Die Erfahrungen bei der Einführung des Prozeßmanagements waren im vorgestellten Beispiel
insgesamt positiv. Es wird daher die vorsichtige Vermutung ausgesprochen, daß bei entsprechender
Anpassung die Instrumente der Prozeßmodellierung auch auf den Mittelstand anwendbar sind. Um
das Wissen über die Prozeßabläufe für möglichst alle Mitarbeiter zugänglich zu machen, wird zur
Zeit am Aufbau eines Process Warehouses gearbeitet (vgl. [Sche98]).

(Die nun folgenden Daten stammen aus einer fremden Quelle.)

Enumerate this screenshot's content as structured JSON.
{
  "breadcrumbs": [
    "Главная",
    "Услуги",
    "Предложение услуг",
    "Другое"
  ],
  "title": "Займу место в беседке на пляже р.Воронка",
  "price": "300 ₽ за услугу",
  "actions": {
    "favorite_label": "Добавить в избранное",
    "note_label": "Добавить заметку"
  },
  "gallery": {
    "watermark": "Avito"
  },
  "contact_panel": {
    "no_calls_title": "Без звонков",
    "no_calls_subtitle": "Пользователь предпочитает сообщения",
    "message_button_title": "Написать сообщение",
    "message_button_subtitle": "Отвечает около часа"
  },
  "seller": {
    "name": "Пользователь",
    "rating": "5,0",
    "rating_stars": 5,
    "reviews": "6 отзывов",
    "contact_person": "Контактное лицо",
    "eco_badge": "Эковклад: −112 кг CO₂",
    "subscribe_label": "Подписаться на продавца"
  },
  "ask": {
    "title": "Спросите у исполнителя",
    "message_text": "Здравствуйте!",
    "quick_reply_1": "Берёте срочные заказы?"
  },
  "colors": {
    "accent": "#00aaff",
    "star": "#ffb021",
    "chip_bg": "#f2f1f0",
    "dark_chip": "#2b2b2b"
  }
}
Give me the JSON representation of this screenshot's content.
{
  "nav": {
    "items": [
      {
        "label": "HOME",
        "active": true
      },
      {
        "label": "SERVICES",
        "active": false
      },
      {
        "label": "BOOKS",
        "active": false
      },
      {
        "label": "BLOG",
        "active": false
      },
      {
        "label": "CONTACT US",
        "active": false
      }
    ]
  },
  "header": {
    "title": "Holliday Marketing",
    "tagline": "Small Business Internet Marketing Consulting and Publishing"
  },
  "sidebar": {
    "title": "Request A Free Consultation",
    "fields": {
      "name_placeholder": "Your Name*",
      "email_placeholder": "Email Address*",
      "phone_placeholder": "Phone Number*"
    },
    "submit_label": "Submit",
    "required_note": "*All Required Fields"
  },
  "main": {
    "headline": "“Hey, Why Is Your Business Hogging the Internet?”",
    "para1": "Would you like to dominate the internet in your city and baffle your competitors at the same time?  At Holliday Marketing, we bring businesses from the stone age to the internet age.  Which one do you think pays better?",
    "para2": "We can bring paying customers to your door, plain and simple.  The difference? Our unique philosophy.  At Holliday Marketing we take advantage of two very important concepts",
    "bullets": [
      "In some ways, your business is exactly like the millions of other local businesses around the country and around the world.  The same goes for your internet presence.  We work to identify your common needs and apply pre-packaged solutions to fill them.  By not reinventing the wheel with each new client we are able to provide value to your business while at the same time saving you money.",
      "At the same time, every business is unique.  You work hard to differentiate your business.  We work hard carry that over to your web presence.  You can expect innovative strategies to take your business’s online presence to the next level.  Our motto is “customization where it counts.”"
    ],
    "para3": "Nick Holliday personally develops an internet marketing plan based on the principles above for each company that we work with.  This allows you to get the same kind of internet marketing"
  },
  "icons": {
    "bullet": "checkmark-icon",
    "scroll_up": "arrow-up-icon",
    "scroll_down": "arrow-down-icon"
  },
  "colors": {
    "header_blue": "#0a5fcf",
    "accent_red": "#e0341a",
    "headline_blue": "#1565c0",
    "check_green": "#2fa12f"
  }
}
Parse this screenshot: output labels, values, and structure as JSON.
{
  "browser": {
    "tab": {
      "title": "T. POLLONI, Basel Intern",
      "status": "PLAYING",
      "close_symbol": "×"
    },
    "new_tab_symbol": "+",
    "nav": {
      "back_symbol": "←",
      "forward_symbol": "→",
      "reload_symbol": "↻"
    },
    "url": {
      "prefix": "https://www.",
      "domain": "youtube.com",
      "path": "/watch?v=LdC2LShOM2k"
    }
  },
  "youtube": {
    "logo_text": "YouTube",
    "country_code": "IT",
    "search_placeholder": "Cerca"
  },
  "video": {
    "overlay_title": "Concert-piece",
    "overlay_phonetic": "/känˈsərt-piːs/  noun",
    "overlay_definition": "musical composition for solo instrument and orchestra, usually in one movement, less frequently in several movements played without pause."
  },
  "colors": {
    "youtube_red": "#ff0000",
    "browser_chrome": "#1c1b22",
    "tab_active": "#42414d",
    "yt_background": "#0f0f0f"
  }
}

Dabei werden die erstellten
Prozeßmodelle in das firmeneigene Intranet integriert. Verbesserungsvorschläge können von allen
direkt oder indirekt am Prozess beteiligten Mitarbeitern an den Process Owner weitergeleitet
werden, der dann im Team über die vorgeschlagene Änderung entscheiden kann. Die aktive
Beteiligung der Mitarbeiter bei solchen Entscheidungen ist Voraussetzung für das Funktionieren
eines solchen Konzepts zur kontinuierlichen Prozeßverbesserung, für das der Aufbau eines Process
Warehouses ein wichtiger Bestandteil ist. Damit wird auch bereits der Grundstein für ein
Wissensmanagement gelegt. Wissensmanagement wird dabei ähnlich wie das Prozeßmanagement
als permanente Aufgabe verstanden, die mehr oder weniger bewußt in jedem Unternehmen
wahrgenommen wird. Für die bewußte und systematische Wahrnehmung dieser Aufgabe wurde ein
erster Vorschlag präsentiert, der in der Praxis erprobt werden soll.